At a press conference on 29 October 2011, CEO Alan Joyce announced the immediate—and unprecedented—grounding of all Australian domestic and international Qantas flights, effective 5pm AEDT, as a result of the proposed lock-out of the airline's staff, beginning at 8 pm AEDT on 31 October, in response to continued industrial action against the company. Joyce said that Qantas subsidiaries Jetstar Airways, QantasLink and Jetconnect would not be affected by the grounding, along with Express Freighters Australia and Atlas Air freight aircraft (operating on behalf of Qantas Freight and Australian airExpress).

Qantas said it would reimburse accommodation costs for those left stranded by the fleet grounding, and refund those who were expected to fly with the airline.

==Impact and response==
Following the abrupt announcement of the suspension of operations, all Qantas aircraft already on the ground, regardless of whether they were in maintenance or serviceable, were grounded, and all passengers who had boarded aircraft were instructed to disembark and collect their baggage. Multiple reports suggested that some aircraft turned around during taxiing for take-off. Flights that were in the air at the time of the announcement continued to their next destinations and were then grounded. The lock-out was expected to affect 68,000 to 80,000 passengers in the first day, to result in the cancellation of 600 flights and to cost the airline in excess of $20 million each day. Bookings of 17 heads of state attending the Commonwealth Heads of Government Meeting in Perth were also affected.

The grounding was expected to cause disastrous consequences to the Australian economy. Australian Senator Nick Xenophon criticised the action as "militant management". TWU secretary Tony Sheldon labelled the move by Qantas as "a pre-conceived, pre-planned attempt to hoodwink the shareholders, hoodwink the Australian community. Now it's trying to hoodwink the company's workforce". Tony Abbott, then Leader of the Opposition, blamed the disputes on the government decision not to intervene, and said that the grounding was avoidable.
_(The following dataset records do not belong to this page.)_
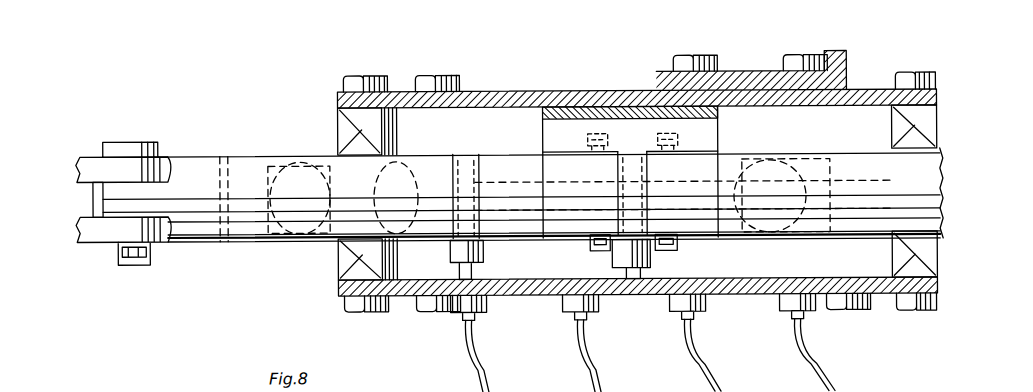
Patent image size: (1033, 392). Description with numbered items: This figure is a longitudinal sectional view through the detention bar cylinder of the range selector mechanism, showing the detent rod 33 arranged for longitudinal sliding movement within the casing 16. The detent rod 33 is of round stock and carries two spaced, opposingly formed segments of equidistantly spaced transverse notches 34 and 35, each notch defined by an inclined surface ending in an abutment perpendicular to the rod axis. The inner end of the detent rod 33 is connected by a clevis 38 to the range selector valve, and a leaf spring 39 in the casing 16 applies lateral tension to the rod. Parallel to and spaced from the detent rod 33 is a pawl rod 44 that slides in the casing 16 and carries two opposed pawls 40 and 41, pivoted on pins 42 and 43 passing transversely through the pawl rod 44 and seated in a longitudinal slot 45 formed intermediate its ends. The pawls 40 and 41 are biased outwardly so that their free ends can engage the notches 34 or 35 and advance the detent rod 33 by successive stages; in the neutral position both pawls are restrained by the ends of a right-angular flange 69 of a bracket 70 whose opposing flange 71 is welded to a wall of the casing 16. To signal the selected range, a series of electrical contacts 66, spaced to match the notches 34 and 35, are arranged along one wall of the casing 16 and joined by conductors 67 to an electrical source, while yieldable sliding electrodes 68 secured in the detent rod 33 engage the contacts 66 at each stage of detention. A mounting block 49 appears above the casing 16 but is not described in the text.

The casing 16 is at (565, 95).
The detent rod 33 is at (190, 170).
The transverse notches 34 is at (326, 150).
The transverse notches 35 is at (759, 139).
The clevis 38 is at (106, 232).
The leaf spring 39 is at (860, 123).
The pawl 40 is at (586, 180).
The pawl 41 is at (683, 172).
The pin 42 is at (588, 145).
The pin 43 is at (658, 145).
The pawl rod 44 is at (216, 243).
The longitudinal slot 45 is at (512, 142).
The mounting block 49 is at (741, 72).
The electrical contacts 66 is at (580, 278).
The conductors 67 is at (468, 358).
The sliding electrodes 68 is at (458, 269).
The right-angular flange 69 is at (705, 137).
The bracket 70 is at (539, 130).
The flange 71 is at (607, 104).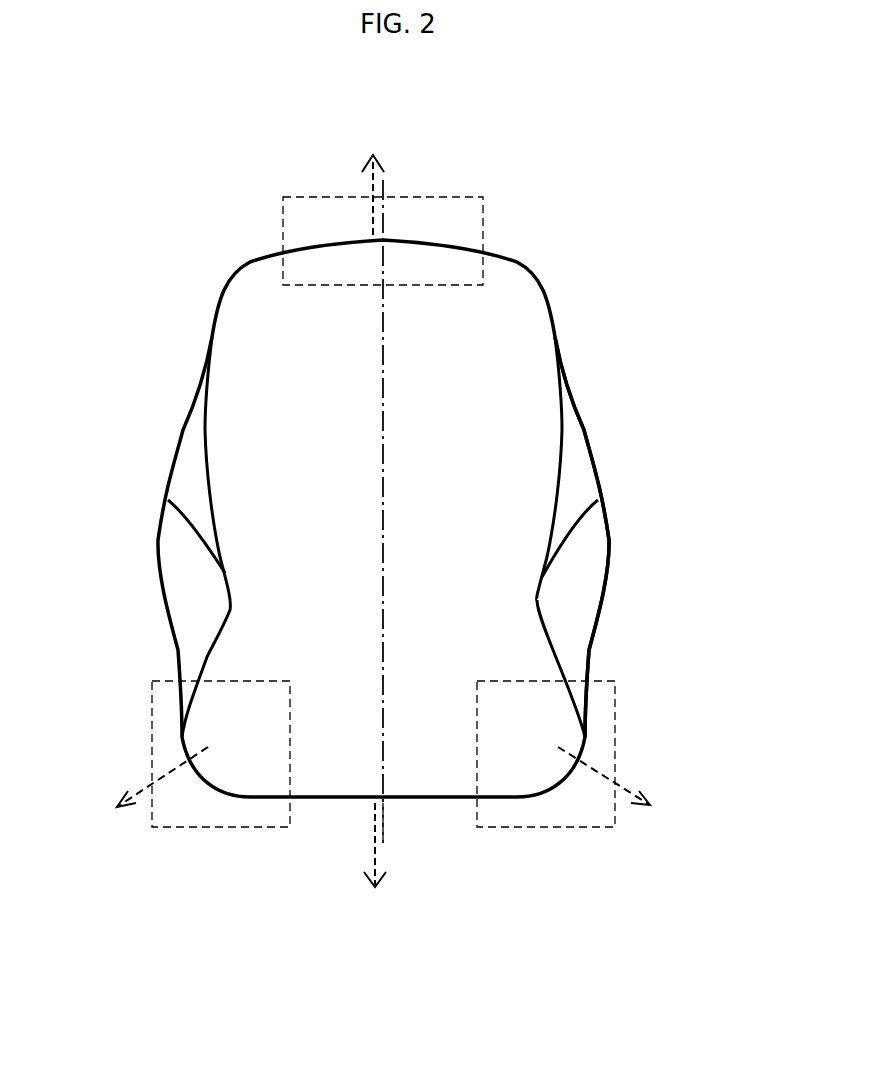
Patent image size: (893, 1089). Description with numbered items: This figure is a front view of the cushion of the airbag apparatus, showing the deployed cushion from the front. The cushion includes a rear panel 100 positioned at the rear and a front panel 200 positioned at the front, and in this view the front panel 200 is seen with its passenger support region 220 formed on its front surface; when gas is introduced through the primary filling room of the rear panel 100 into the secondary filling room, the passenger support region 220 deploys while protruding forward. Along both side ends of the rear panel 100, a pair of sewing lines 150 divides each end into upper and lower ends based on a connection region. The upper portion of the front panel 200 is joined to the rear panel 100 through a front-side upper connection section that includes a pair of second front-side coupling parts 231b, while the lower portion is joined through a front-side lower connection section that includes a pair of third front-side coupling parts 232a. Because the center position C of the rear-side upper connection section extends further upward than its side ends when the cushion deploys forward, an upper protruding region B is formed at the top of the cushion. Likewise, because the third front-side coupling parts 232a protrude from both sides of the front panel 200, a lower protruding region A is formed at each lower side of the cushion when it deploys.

The rear panel 100 is at (593, 483).
The sewing lines 150 is at (193, 527).
The front panel 200 is at (330, 417).
The passenger support region 220 is at (402, 440).
The second front-side coupling parts 231b is at (560, 433).
The third front-side coupling parts 232a is at (553, 640).
The lower protruding region A is at (212, 828).
The upper protruding region B is at (440, 197).
The center position C is at (385, 820).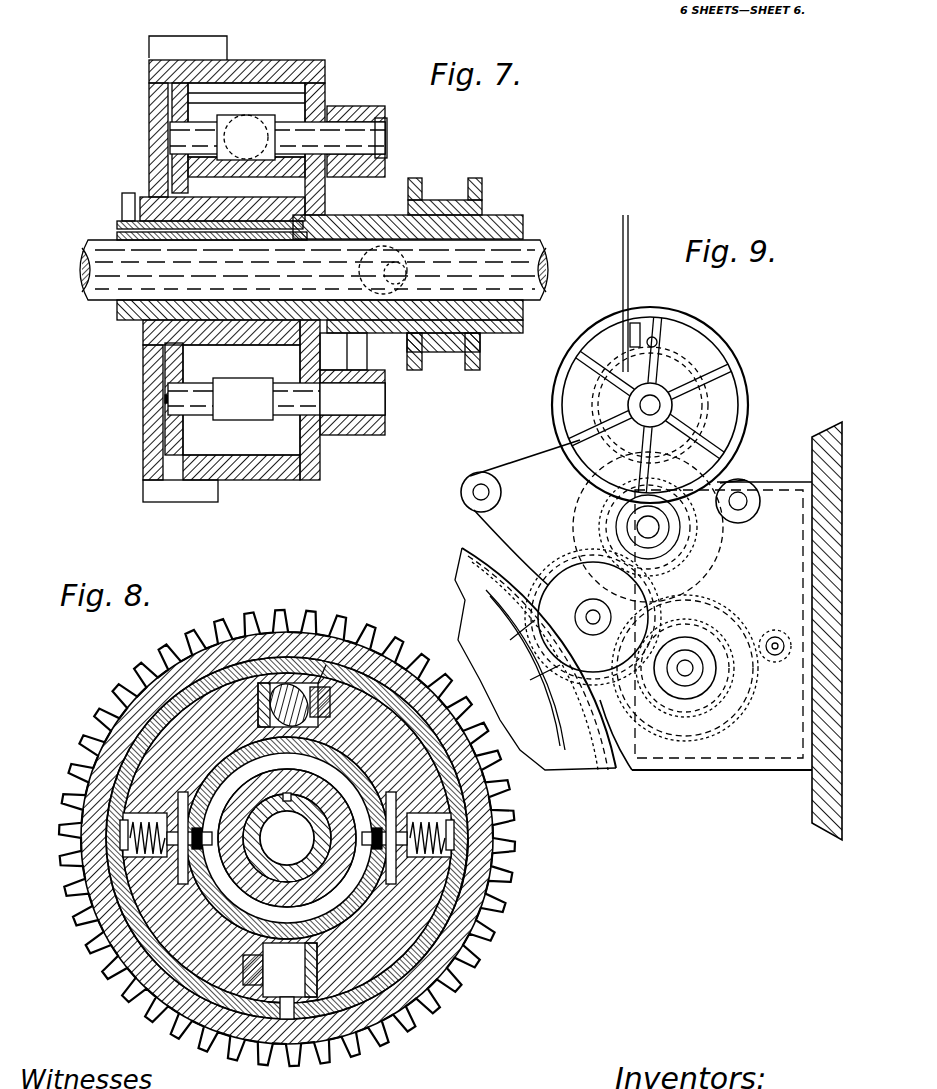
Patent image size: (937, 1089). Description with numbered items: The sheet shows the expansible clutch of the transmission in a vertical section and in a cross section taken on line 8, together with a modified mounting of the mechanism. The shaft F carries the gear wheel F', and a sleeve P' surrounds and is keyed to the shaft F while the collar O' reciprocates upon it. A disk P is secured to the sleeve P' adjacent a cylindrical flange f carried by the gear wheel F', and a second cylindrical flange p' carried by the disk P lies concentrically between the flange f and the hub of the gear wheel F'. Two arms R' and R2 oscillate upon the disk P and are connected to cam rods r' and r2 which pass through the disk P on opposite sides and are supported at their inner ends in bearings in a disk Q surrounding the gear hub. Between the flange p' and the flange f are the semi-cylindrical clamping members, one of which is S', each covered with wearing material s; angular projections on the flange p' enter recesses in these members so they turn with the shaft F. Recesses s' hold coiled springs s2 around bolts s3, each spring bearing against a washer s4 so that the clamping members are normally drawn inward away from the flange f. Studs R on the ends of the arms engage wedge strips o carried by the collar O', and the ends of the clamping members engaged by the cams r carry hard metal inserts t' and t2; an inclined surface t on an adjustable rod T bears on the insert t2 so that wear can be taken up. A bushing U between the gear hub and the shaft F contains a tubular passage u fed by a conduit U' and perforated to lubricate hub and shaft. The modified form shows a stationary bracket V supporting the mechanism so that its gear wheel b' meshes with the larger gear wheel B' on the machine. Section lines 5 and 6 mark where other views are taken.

In FIG. 7, the shaft F is at (323, 260).
In FIG. 8, the shaft F is at (248, 792).
In FIG. 7, the gear wheel F' is at (162, 44).
In FIG. 7, the disk P is at (257, 134).
In FIG. 7, the sleeve P' is at (347, 257).
In FIG. 7, the cam r is at (277, 90).
In FIG. 8, the cam r is at (296, 835).
In FIG. 7, the cam rod r' is at (356, 128).
In FIG. 9, the cam rod r' is at (732, 527).
In FIG. 7, the cam rod r2 is at (323, 428).
In FIG. 7, the stud R is at (400, 365).
In FIG. 7, the arm R' is at (398, 129).
In FIG. 7, the arm R2 is at (385, 432).
In FIG. 7, the cylindrical flange f is at (257, 125).
In FIG. 7, the wedge strip o is at (445, 292).
In FIG. 7, the collar O' is at (470, 193).
In FIG. 7, the tubular passage u is at (118, 229).
In FIG. 8, the tubular passage u is at (232, 742).
In FIG. 7, the bushing U is at (196, 396).
In FIG. 7, the conduit U' is at (108, 194).
In FIG. 7, the disk Q is at (158, 364).
In FIG. 7, the cylindrical flange p' is at (133, 418).
In FIG. 8, the cylindrical flange p' is at (490, 907).
In FIG. 7, the section line 5 is at (128, 135).
In FIG. 7, the section line 6 is at (404, 65).
In FIG. 7, the section line 8 is at (248, 60).
In FIG. 8, the adjustable rod T is at (372, 667).
In FIG. 8, the clamping member S' is at (264, 838).
In FIG. 8, the stationary bracket V is at (226, 762).
In FIG. 9, the stationary bracket V is at (773, 483).
In FIG. 8, the inclined surface t is at (385, 688).
In FIG. 8, the hard metal insert t' is at (327, 829).
In FIG. 8, the hard metal insert t2 is at (338, 670).
In FIG. 8, the wearing material s is at (325, 794).
In FIG. 8, the recess s' is at (292, 832).
In FIG. 8, the coiled spring s2 is at (142, 867).
In FIG. 8, the bolt s3 is at (158, 900).
In FIG. 8, the washer s4 is at (150, 830).
In FIG. 9, the gear wheel b' is at (626, 605).
In FIG. 9, the gear wheel B' is at (555, 687).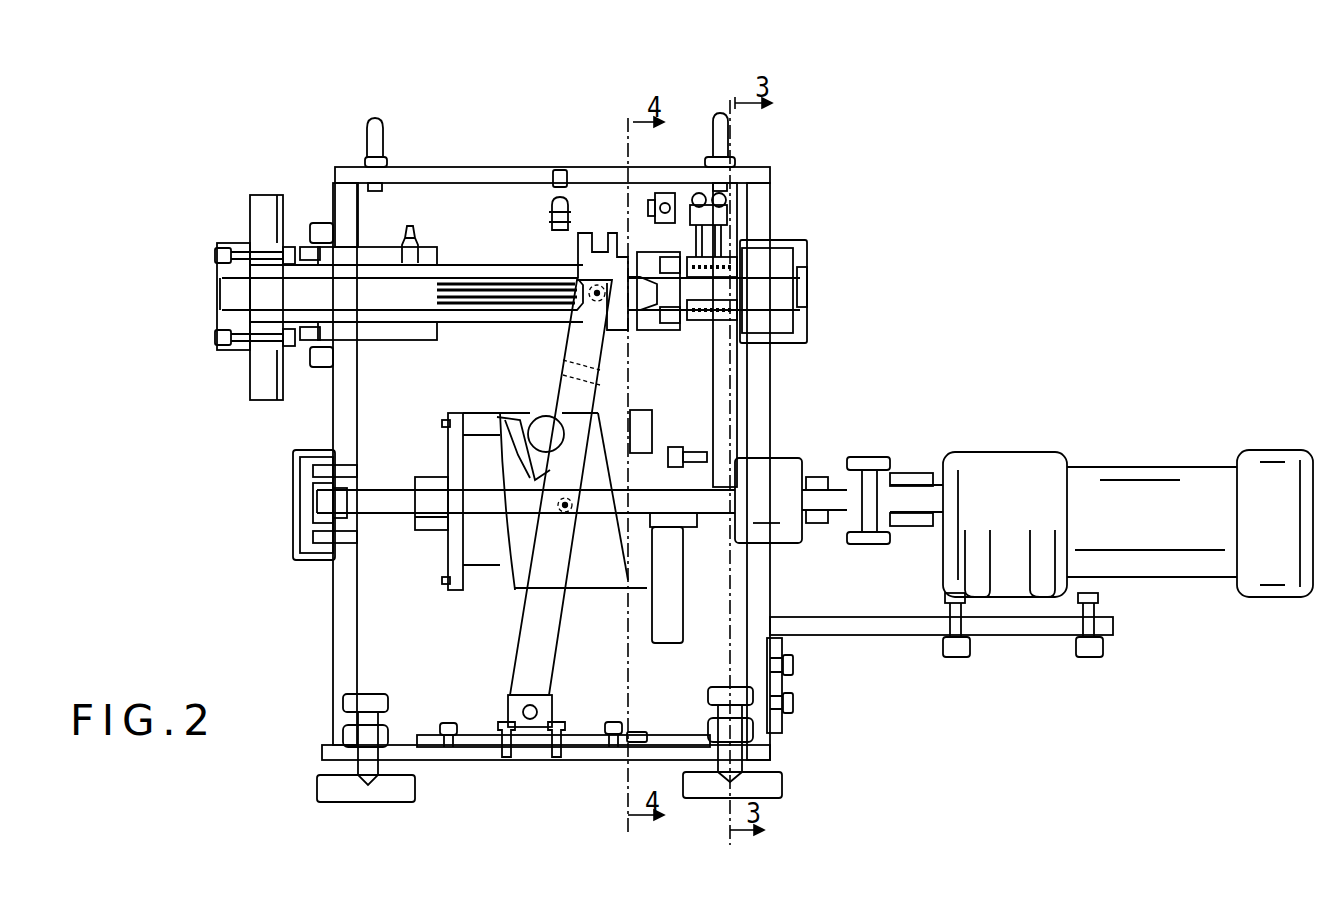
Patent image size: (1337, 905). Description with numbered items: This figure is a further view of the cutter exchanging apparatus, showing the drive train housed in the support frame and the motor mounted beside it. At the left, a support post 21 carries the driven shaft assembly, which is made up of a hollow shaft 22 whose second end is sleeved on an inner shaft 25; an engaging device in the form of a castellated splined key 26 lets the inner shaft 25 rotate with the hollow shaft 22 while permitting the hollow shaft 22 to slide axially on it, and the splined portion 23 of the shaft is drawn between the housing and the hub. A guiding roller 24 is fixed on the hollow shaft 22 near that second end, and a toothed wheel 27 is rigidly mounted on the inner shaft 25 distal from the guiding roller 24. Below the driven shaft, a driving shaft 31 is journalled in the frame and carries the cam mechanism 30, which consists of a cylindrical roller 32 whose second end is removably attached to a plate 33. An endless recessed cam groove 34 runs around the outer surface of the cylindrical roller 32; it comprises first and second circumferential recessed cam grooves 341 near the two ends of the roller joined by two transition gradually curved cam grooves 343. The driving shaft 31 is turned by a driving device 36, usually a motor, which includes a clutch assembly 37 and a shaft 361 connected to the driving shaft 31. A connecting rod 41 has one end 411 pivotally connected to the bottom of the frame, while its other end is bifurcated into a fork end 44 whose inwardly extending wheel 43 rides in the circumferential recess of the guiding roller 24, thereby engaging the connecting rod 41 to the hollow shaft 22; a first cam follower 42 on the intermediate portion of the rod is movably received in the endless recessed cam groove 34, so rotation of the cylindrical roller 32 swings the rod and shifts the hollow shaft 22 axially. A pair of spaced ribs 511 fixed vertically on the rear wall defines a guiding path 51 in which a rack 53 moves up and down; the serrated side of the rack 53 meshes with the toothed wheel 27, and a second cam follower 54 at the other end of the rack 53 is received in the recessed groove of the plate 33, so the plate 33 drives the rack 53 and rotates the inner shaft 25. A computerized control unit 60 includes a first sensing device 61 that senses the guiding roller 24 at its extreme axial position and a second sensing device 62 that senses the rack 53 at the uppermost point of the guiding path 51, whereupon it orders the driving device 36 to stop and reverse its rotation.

The support plate 21 is at (250, 213).
The hollow shaft 22 is at (482, 262).
The splined shaft 23 is at (523, 273).
The guiding roller 24 is at (580, 245).
The inner shaft 25 is at (720, 285).
The castellated splined key 26 is at (720, 297).
The toothed wheel 27 is at (775, 350).
The cam mechanism 30 is at (478, 651).
The driving shaft 31 is at (375, 516).
The cylindrical roller 32 is at (480, 582).
The plate 33 is at (668, 587).
The endless recessed cam groove 34 is at (500, 400).
The circumferential recessed cam groove 341 is at (527, 427).
The transition gradually curved cam groove 343 is at (505, 435).
The driving device 36 is at (1087, 480).
The shaft 361 is at (920, 485).
The clutch assembly 37 is at (882, 478).
The connecting rod 41 is at (530, 660).
The end of connecting rod 411 is at (530, 728).
The first cam follower 42 is at (580, 527).
The wheel 43 is at (590, 302).
The fork end 44 is at (563, 367).
The guiding path 51 is at (772, 228).
The spaced ribs 511 is at (742, 236).
The rack 53 is at (715, 386).
The second cam follower 54 is at (690, 449).
The computerized control unit 60 is at (617, 118).
The first sensing device 61 is at (572, 212).
The second sensing device 62 is at (685, 205).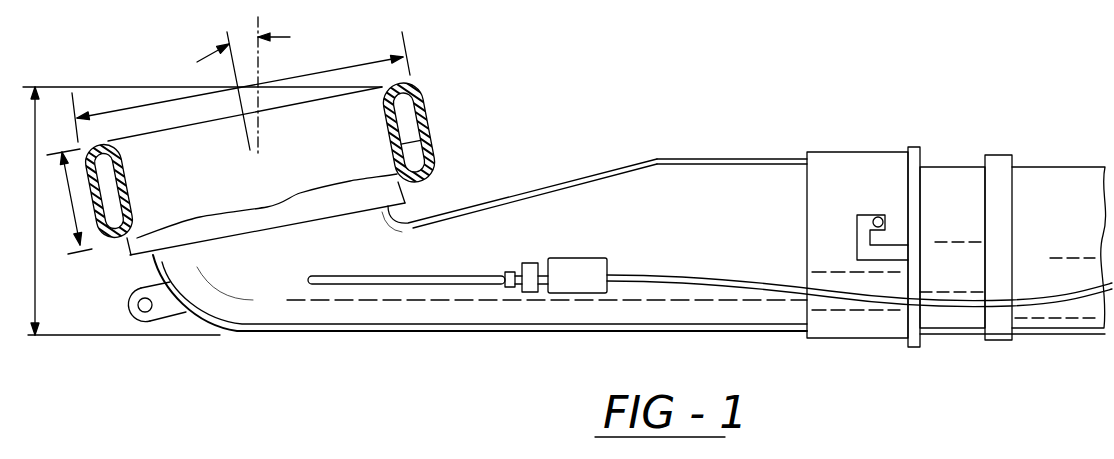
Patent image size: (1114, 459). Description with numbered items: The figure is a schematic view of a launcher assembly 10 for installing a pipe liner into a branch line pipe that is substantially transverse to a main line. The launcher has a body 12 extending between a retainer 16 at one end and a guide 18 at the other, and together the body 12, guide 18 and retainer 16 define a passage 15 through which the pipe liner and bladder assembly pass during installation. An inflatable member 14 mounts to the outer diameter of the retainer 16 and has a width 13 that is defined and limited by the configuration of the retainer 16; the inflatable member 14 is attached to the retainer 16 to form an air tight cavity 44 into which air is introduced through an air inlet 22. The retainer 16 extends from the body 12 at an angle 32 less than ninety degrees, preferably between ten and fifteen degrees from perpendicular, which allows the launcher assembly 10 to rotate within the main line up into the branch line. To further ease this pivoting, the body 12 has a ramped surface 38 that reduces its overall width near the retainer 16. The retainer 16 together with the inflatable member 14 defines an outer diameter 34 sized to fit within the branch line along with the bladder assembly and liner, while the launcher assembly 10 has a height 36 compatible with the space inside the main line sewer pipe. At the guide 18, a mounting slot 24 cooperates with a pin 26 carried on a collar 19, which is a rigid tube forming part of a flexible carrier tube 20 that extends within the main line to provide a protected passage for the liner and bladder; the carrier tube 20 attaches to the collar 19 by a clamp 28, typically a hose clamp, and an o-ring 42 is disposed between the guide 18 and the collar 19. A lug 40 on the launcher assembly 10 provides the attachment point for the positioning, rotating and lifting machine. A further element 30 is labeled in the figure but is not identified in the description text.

Then Prime Minister, Julia Gillard, requested an urgent meeting at a Fair Work Australia tribunal: "As a result of the dramatic escalation of that dispute the government has taken a rare decision to make an application to Fair Work Australia to have the industrial action terminated and have Fair Work Australia deal with this dispute". A hearing was held in Melbourne at 10 pm on 29 October. Richard Woodward, vice-president of the AIPA, said, "Alan Joyce is holding a knife to the nation's throat".

Despite the barrage of criticism, one newspaper published claims that the grounding was backed by the flight attendants' union.

Qantas' rival airlines responded positively to the fleet grounding. Virgin Australia offered stranded passengers a discount on flight fares. Virgin also announced that it would provide an additional 43,000 seats in the coming weeks to accommodate Qantas passengers. Air New Zealand were sluggish, but after several requests agreed to cover Virgin and Qantas' trans-Tasman flights, to free up New Zealand based aircraft and crews for Virgin to use in the Australian domestic market. AirAsia X offered discounted fares for passengers holding a valid Qantas ticket to any AirAsia X destination.

According to Qantas, the industrial action by the three labour unions cost the airline A$194 million (US$195 million).

== Fair Work Australia orders ==
In the early hours of 31 October, a full bench of Fair Work Australia handed down orders that all industrial action taken by Qantas and the involved trade unions be terminated immediately. The order was requested by the federal government amid fears that an extended period of grounding would do significant damage to the national economy, especially with regards to the tourism and mining sectors. The government elected not to use its powers under Section 431 of the Fair Work Act 2009, which enabled a minister to unilaterally make a declaration to terminate industrial action. On 8 August 2012, Fair Work Australia rejected key union pay and contract-worker restriction demands. The unions had flagged the possibility of more disruptions.